REPRESENTANTE: BANCO BRADESCO S.A E AS EMPRESAS DE SEU CONGLOMERADO
Advogado(s) do reclamado: ANTONIO DE MORAES DOURADO NETO
RELATOR(A): Desembargador JOSÉ RIBAMAR OLIVEIRA
EMENTA: CÍVEL. CONSUMIDOR. PROCESSO CIVIL. APELAÇÃO CÍVEL EM AÇÃO DECLARATÓRIA DE INEXISTÊNCIA DE RELAÇÃO CONTRATUAL C/C PEDIDO DE REPETIÇÃO DO INDÉBITO E INDENIZAÇÃO POR DANOS MORAIS. APLICAÇÃO DO CDC. PRESCRIÇÃO AFASTADA. TERMO INICIAL. VENCIMENTO DA ÚLTIMA PRESTAÇÃO. 1. Aplicação do CDC ao caso. Medida que se impõe ante a hipossuficiência da parte contratante. Obrigação Diferida. Termo inicial para contagem do prazo prescricional é o vencimento da última parcela. Não ocorrência de prescrição quinquenal. 2. Sentença reformada. Necessidade de devolução do feito à origem para o seu devido processamento. 3. Recurso conhecido e provido.
RELATÓRIO
Trata-se de APELAÇÃO CÍVEL interposta por Francisco Antônio do Nascimento em face de sentença proferida pelo MM. Juiz da 2ª Vara da Comarca de Valença – PI nos autos do Processo nº 0804612-95.2021.8.18.0078 na qual aplicou a prescrição e julgou liminarmente improcedente a demanda.
Em Sentença ID 10873341 o MM. Juiz de origem reconheceu a prescrição do direito pleiteado pela parte requerente, e extinguiu o processo sem resolução de mérito com base no art. 487, II, do CPC. Também condenou a parte requerente em custas processuais e honorários advocatícios no importe de 10% (dez por cento) do valor da causa, estando a cobrança suspensa ante o deferimento da gratuidade da justiça.

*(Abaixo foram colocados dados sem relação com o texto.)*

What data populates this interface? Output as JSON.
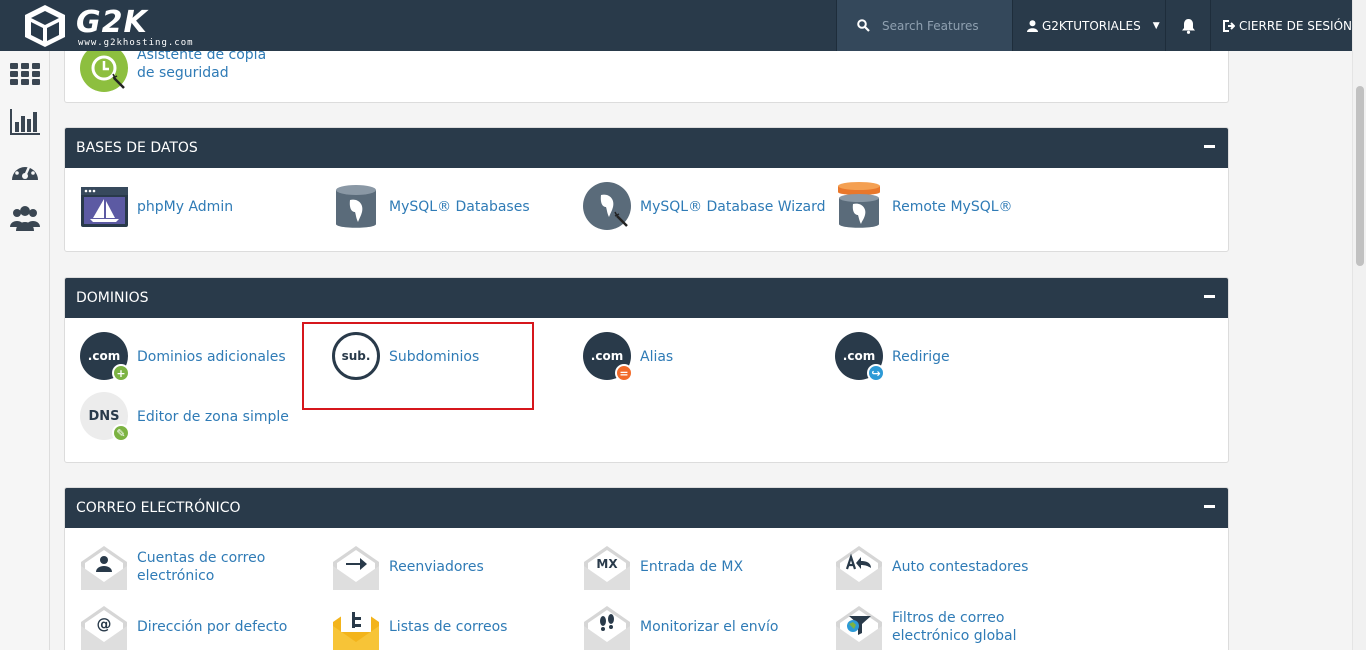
{
  "header": {
    "logo_text": "G2K",
    "logo_sub": "www.g2khosting.com",
    "search_placeholder": "Search Features",
    "user_name": "G2KTUTORIALES",
    "logout_label": "CIERRE DE SESIÓN"
  },
  "backup_item": {
    "label": "Asistente de copia de seguridad"
  },
  "sections": {
    "databases": {
      "title": "BASES DE DATOS",
      "items": [
        "phpMy Admin",
        "MySQL® Databases",
        "MySQL® Database Wizard",
        "Remote MySQL®"
      ]
    },
    "domains": {
      "title": "DOMINIOS",
      "items": [
        "Dominios adicionales",
        "Subdominios",
        "Alias",
        "Redirige",
        "Editor de zona simple"
      ],
      "icon_text": {
        "com": ".com",
        "sub": "sub.",
        "dns": "DNS"
      }
    },
    "email": {
      "title": "CORREO ELECTRÓNICO",
      "items": [
        "Cuentas de correo electrónico",
        "Reenviadores",
        "Entrada de MX",
        "Auto contestadores",
        "Dirección por defecto",
        "Listas de correos",
        "Monitorizar el envío",
        "Filtros de correo electrónico global"
      ],
      "icon_text": {
        "mx": "MX",
        "at": "@"
      }
    }
  },
  "colors": {
    "navbar": "#293a4a",
    "link": "#2f7bb6",
    "highlight": "#d6161c",
    "badge_green": "#7cb342",
    "badge_orange": "#f26b2a",
    "badge_blue": "#2d9ad6"
  }
}
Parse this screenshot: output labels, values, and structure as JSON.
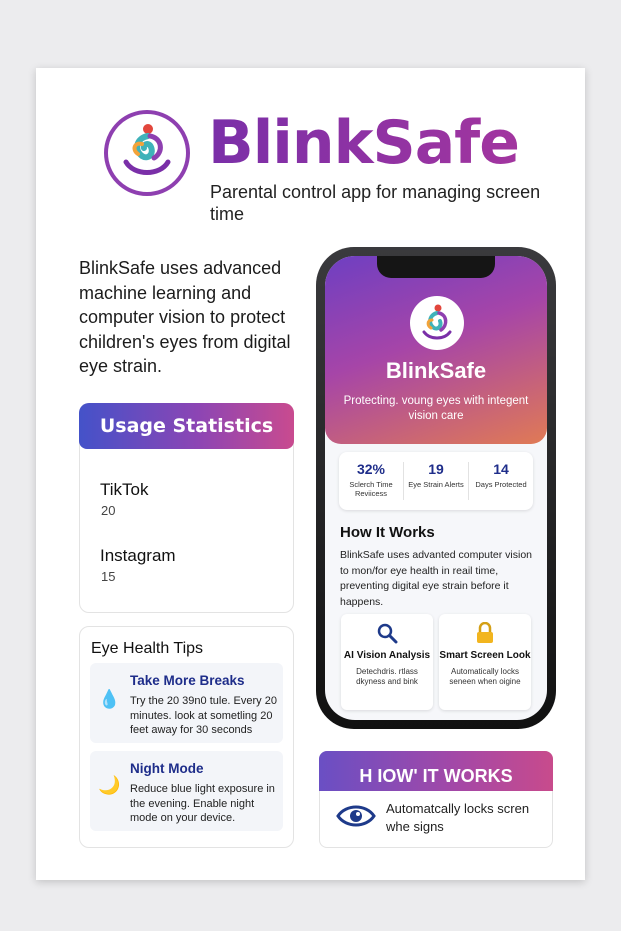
{
  "header": {
    "title": "BlinkSafe",
    "subtitle": "Parental control app for managing screen time"
  },
  "intro": "BlinkSafe uses advanced machine learning and computer vision to protect children's eyes from digital eye strain.",
  "usage": {
    "title": "Usage Statistics",
    "apps": [
      {
        "name": "TikTok",
        "value": "20"
      },
      {
        "name": "Instagram",
        "value": "15"
      }
    ]
  },
  "tips": {
    "title": "Eye Health Tips",
    "items": [
      {
        "icon": "water-drop-icon",
        "title": "Take More Breaks",
        "text": "Try the 20 39n0 tule. Every 20 minutes. look at sometling 20 feet away for 30 seconds"
      },
      {
        "icon": "moon-icon",
        "title": "Night Mode",
        "text": "Reduce blue light exposure in the evening. Enable night mode on your device."
      }
    ]
  },
  "phone": {
    "title": "BlinkSafe",
    "subtitle": "Protecting. voung eyes with integent vision care",
    "stats": [
      {
        "value": "32%",
        "label": "Sclerch Time Reviicess"
      },
      {
        "value": "19",
        "label": "Eye Strain Alerts"
      },
      {
        "value": "14",
        "label": "Days Protected"
      }
    ],
    "how_title": "How It Works",
    "how_text": "BlinkSafe uses advanted computer vision to mon/for eye health in reail time, preventing digital eye strain before it happens.",
    "features": [
      {
        "icon": "magnifier-icon",
        "title": "AI Vision Analysis",
        "text": "Detechdris. rtlass dkyness and bink"
      },
      {
        "icon": "lock-icon",
        "title": "Smart Screen Look",
        "text": "Automatically locks seneen when oigine"
      }
    ]
  },
  "how_card": {
    "title": "H IOW' IT WORKS",
    "icon": "eye-icon",
    "text": "Automatcally locks scren whe signs"
  },
  "colors": {
    "brand_purple": "#8e3fb0",
    "accent_blue": "#1e2d8a",
    "gradient_start": "#4452c9",
    "gradient_end": "#c94b8f"
  }
}
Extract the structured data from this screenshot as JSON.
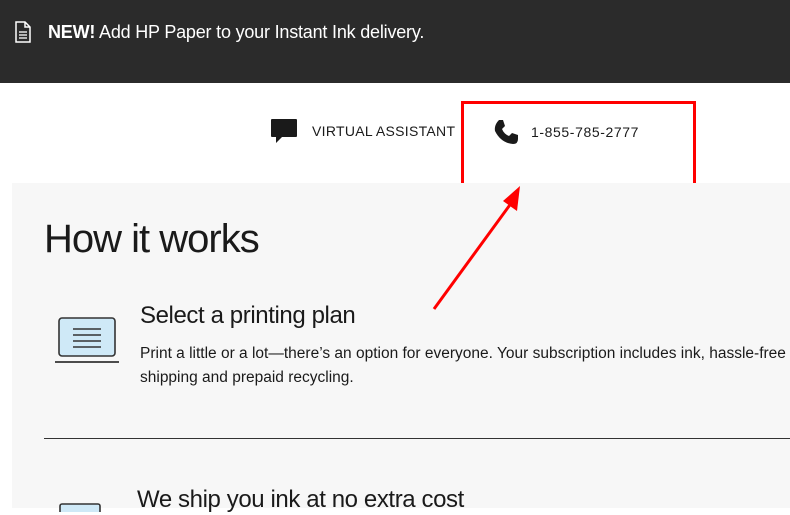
{
  "banner": {
    "icon": "document-icon",
    "highlight": "NEW!",
    "text": " Add HP Paper to your Instant Ink delivery."
  },
  "contact": {
    "virtual_assistant_label": "VIRTUAL ASSISTANT",
    "virtual_assistant_icon": "chat-bubble-icon",
    "phone_number": "1-855-785-2777",
    "phone_icon": "phone-icon"
  },
  "how_it_works": {
    "title": "How it works",
    "steps": [
      {
        "icon": "laptop-icon",
        "title": "Select a printing plan",
        "description": "Print a little or a lot—there’s an option for everyone. Your subscription includes ink, hassle-free shipping and prepaid recycling."
      },
      {
        "icon": "box-icon",
        "title": "We ship you ink at no extra cost"
      }
    ]
  },
  "annotation": {
    "highlight_color": "#ff0000"
  },
  "colors": {
    "banner_bg": "#2b2b2b",
    "panel_bg": "#f7f7f7",
    "laptop_screen": "#cfe9f7"
  }
}
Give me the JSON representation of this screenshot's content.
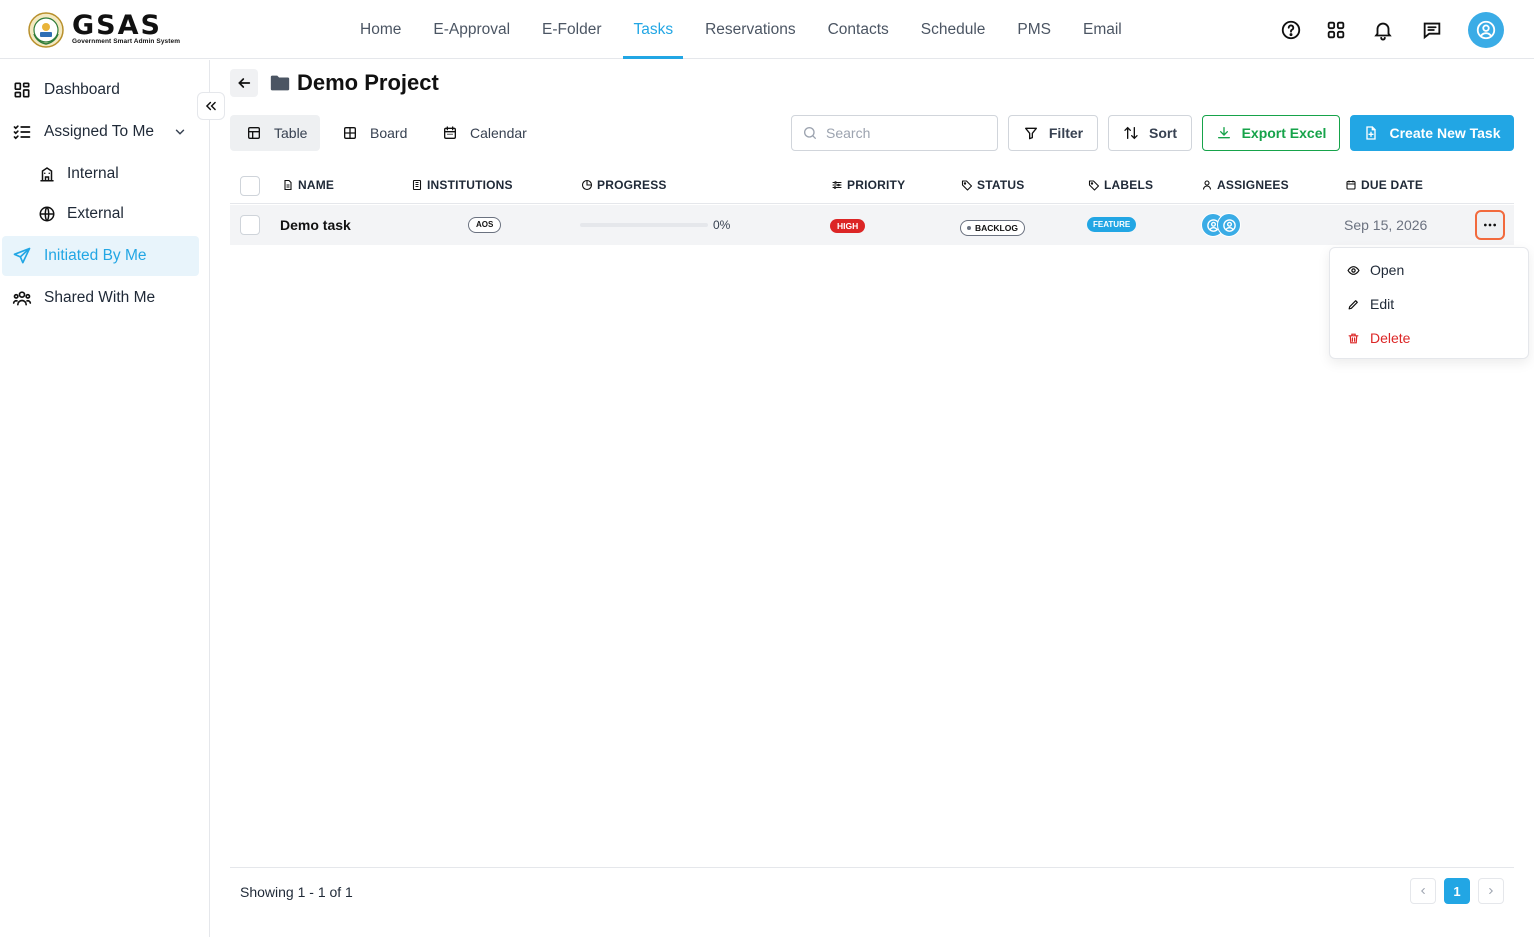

Insatisfeita com a sentença, a parte requerente interpôs recurso de Apelação Cível ID 10873343 apresentando uma síntese fática da demanda e destaca os termos da sentença. Sustenta que parte apelante é pessoa idosa e, portanto, possui condição de parte hipossuficiência que reclama observância de regras específicas para a celebração de contrato. Aduz a necessidade de aplicação do CDC ao caso e a consequente aplicação da regra prescricional do CDC, o qual estabelece prazo prescricional de 5 (cinco) anos e com inicial a partir da data de vencimento da última prestação. Sustenta a natureza de trato repetitivo da relação contratual e defende que o termo inicial do prazo prescricional é a data do último desconto indevido realizado na conta da parte autora. Ao final, requer seja conhecido e provido o recurso para reformar a sentença afastando a prescrição e, adentrando no mérito da demanda, julgar procedente o pedido.
Devidamente intimada, a parte apelada apresentou Contrarrazões ID 10873348 trazendo uma síntese da demanda defendendo a necessidade de manutenção da tese de prescrição. No mérito defende a plena validade do contrato e a ausência de ilicitude na relação contratual celebrada entre as partes. Sustenta a inexistência de defeito na prestação do serviço e o descabimento da condenação em reparação por danos morais e, em caso de condenação, sustenta a necessidade de observância da proporcionalidade e razoabilidade na fixação de valores a título de danos morais. Ao final, requer seja negado provimento ao recurso e mantida a sentença.
Em Decisão ID 11548631 o recurso fora recebido no duplo efeito, deixando de encaminhar ao Ministério Público Superior em atenção ao Ofício Circular nº 174/2021 (SEI nº 21.0.00.0043084-3).
É o relatório.
VOTO
Preliminarmente, verificam-se preenchidos todos os pressupostos de admissibilidade, razão pela qual conheço do recurso e passo à análise de mérito.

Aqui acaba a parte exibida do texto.